In one experiment an individual with removed hippocampus could not remember anything that is within 10 years and could remember normally what dates at least 11 years ago.

The interesting part is that when these long-term memories are resurrected to the awareness, for instance, friends meet up to discuss childhood memories, long-term memories are mentally reprocessed again, thus become again unstable, ready (or forced) to change the shape.

Researchers say that memory works in two ways – as a library with organized memory shelves or as a detective scene, where only fragmented memories exist and we, as detectives, based on inference, guesswork and disturbingly other unrelated memories reconstruct of what was actually stored. The brain constantly receives new information inputs, connecting new information to existing, thus recreating the original memories for a new storage.
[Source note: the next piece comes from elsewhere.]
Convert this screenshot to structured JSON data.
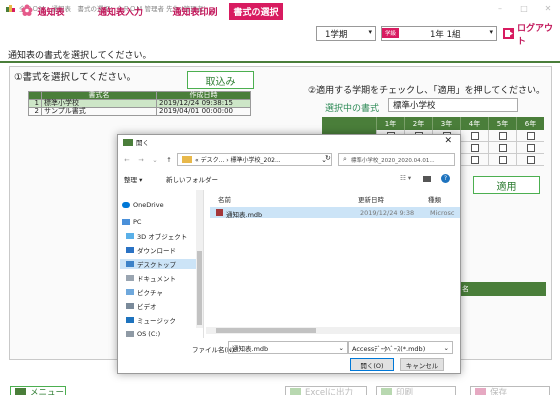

In one interesting study psychiatrist Dr. Daniel Offer interviewed 73 high school freshmen of age 12 and did the same interviews with the same people at the age 48, thus 36 years later. He found some interesting variations in the memories:

  • 60% recalled parental encouragement to be active in sports at age 12 comparing to 40% recalling at age 48
  • 70% recalled religion was helpful comparing to 25% later
  • 90% recalled being physically punished by parents comparing to 30% later
  • 77% “easy to get date” became 65% later
  • 15% endorsed sex comparing to 44% later

Naturally we want to question how to have memories intact as they were, not mixing up with the new information. We definitely do not want memory distortions and confusions. It is suggested that (1) repeating, (2) giving a proper spacing to the repetition and (3) doing it in the most vivid way (for instance, magnified and hyperbolised) works best. Since research shows that people remember better if they learn in intervals, perhaps it is better to distribute the repetitions rather than devote a single time for the same number of repetitions.